Si un compte est restreint, l’interlocuteur est Riot
Dernière chose, et elle est franche : une restriction de compte se règle avec le support de Riot, jamais avec nous. Nous n’avons aucun accès aux comptes Riot, aucune visibilité sur leurs décisions et aucun moyen d’intervenir dessus. Notre support vous répond sur le launcher : installation, licence, performances, réglages. Sur le reste, la seule adresse utile est celle de Riot, avec le détail de ce que vous faisiez au moment des faits.
Peut-on se faire bannir de TFT en jouant sur Mac avec un launcher ?
Ce n’est pas la machine qui déclenche une sanction, c’est un comportement sur un compte : automatisation, partage d’identifiants, boosting, achat de compte, sabotage de partie. Le launcher exécute le client Android officiel de Teamfight Tactics, non modifié, installé depuis le vrai Google Play, et n’ajoute rien dans la partie. Personne ne peut pour autant donner de garantie sur un compte qui ne lui appartient pas : les règles restent celles de Riot, et c’est votre façon de jouer qui compte.
Le remappage clavier est-il considéré comme de la triche ?
La ligne de partage est simple. Une touche qui produit un appui, à l’endroit où votre doigt aurait touché l’écran, est un périphérique d’entrée, au même titre qu’une souris. Une touche qui enchaîne plusieurs actions, achète toute seule ou clique plus vite qu’un humain relève de l’automatisation, et c’est elle que les règles visent. Le keymapping du launcher traduit une touche en un appui, un pour un, sans rien décider à votre place.
Pourquoi Vanguard bloque les couches de compatibilité sur PC mais pas le jeu Android ?
Vanguard est l’anti-triche du client PC Windows, distribué avec League of Legends, et il travaille très bas dans le système. C’est lui qui rend inopérantes les couches de compatibilité comme Whisky ou Wine. Le client Android est un tout autre logiciel, conçu pour s’installer sur un parc d’appareils immense, et il n’est pas construit autour de ce type d’anti-triche. Une intuition tirée du client PC ne se transpose donc pas telle quelle.
TFT n’est plus pris en charge sur macOS : est-il interdit de jouer quand même ?
Non, ce sont deux choses différentes. Depuis le patch 18.1, qui a fait basculer le jeu sous Unreal Engine à l’ouverture du Set 18, macOS n’est plus pris en charge par Teamfight Tactics : ni support, ni correctifs, et plus aucun client de bureau Mac. Riot présente ce retrait comme temporaire et dit travailler à prendre en charge le système dans une future mise à jour, sans date annoncée. Ne plus prendre en charge un système d’exploitation n’interdit pas de jouer : la version Android, elle, reste pleinement prise en charge, et c’est celle qui tourne sur un Mac Apple Silicon.
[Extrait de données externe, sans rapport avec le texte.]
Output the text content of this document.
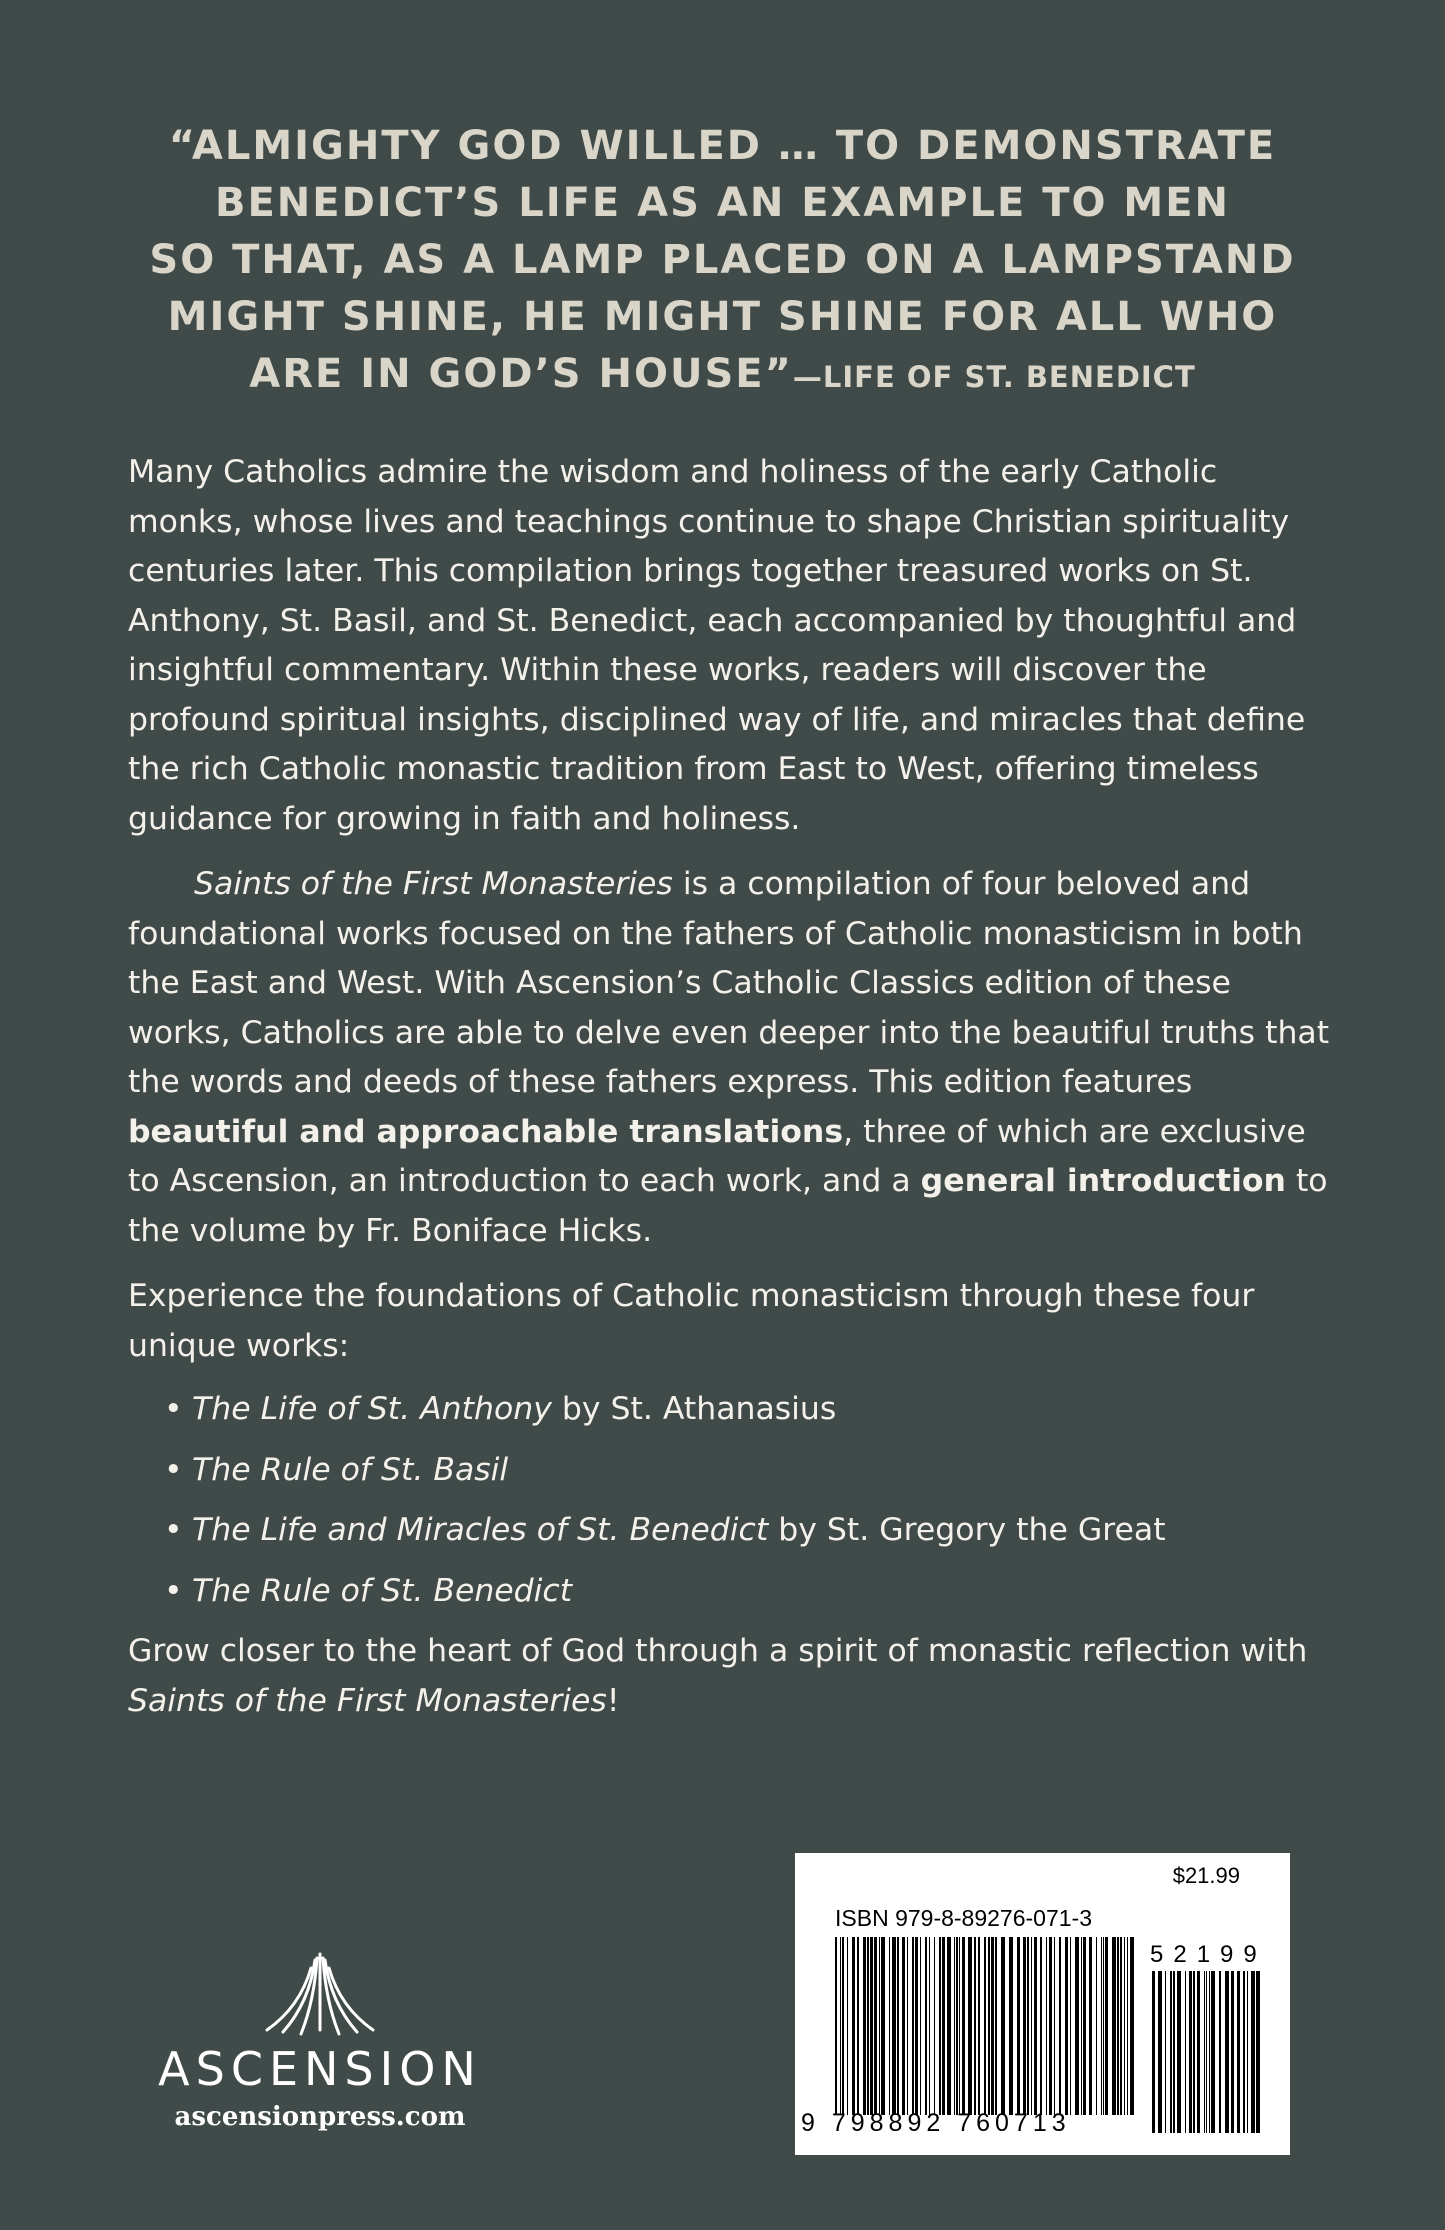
“ALMIGHTY GOD WILLED … TO DEMONSTRATE
BENEDICT’S LIFE AS AN EXAMPLE TO MEN
SO THAT, AS A LAMP PLACED ON A LAMPSTAND
MIGHT SHINE, HE MIGHT SHINE FOR ALL WHO
ARE IN GOD’S HOUSE”—LIFE OF ST. BENEDICT

Many Catholics admire the wisdom and holiness of the early Catholic monks, whose lives and teachings continue to shape Christian spirituality centuries later. This compilation brings together treasured works on St. Anthony, St. Basil, and St. Benedict, each accompanied by thoughtful and insightful commentary. Within these works, readers will discover the profound spiritual insights, disciplined way of life, and miracles that define the rich Catholic monastic tradition from East to West, offering timeless guidance for growing in faith and holiness.

Saints of the First Monasteries is a compilation of four beloved and foundational works focused on the fathers of Catholic monasticism in both the East and West. With Ascension’s Catholic Classics edition of these works, Catholics are able to delve even deeper into the beautiful truths that the words and deeds of these fathers express. This edition features beautiful and approachable translations, three of which are exclusive to Ascension, an introduction to each work, and a general introduction to the volume by Fr. Boniface Hicks.

Experience the foundations of Catholic monasticism through these four unique works:

• The Life of St. Anthony by St. Athanasius
• The Rule of St. Basil
• The Life and Miracles of St. Benedict by St. Gregory the Great
• The Rule of St. Benedict

Grow closer to the heart of God through a spirit of monastic reflection with Saints of the First Monasteries!

ASCENSION
ascensionpress.com
$21.99
ISBN 979-8-89276-071-3
52199
9 798892 760713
Faut-il éviter de télécharger TFT ailleurs que sur le Play Store ?
Oui, et c’est le seul vrai risque concret du sujet. Un fichier d’installation ramassé sur un site tiers peut être un client modifié : c’est exactement ce que les systèmes de Riot repèrent, et c’est une application inconnue à qui vous confiez vos identifiants. En mode Complet, le jeu s’installe depuis le vrai Google Play, donc dans la version publiée par Riot, signée et à jour.
Mon compte a été restreint, que pouvez-vous faire ?
Rien sur le compte lui-même, et il vaut mieux le dire clairement. Les comptes Riot appartiennent à Riot : nous n’y avons aucun accès et aucune visibilité sur les décisions prises. La démarche passe par le support de Riot, en expliquant précisément ce que vous faisiez. Notre support reste à votre disposition pour tout ce qui concerne le launcher : installation, licence, performances, réglages.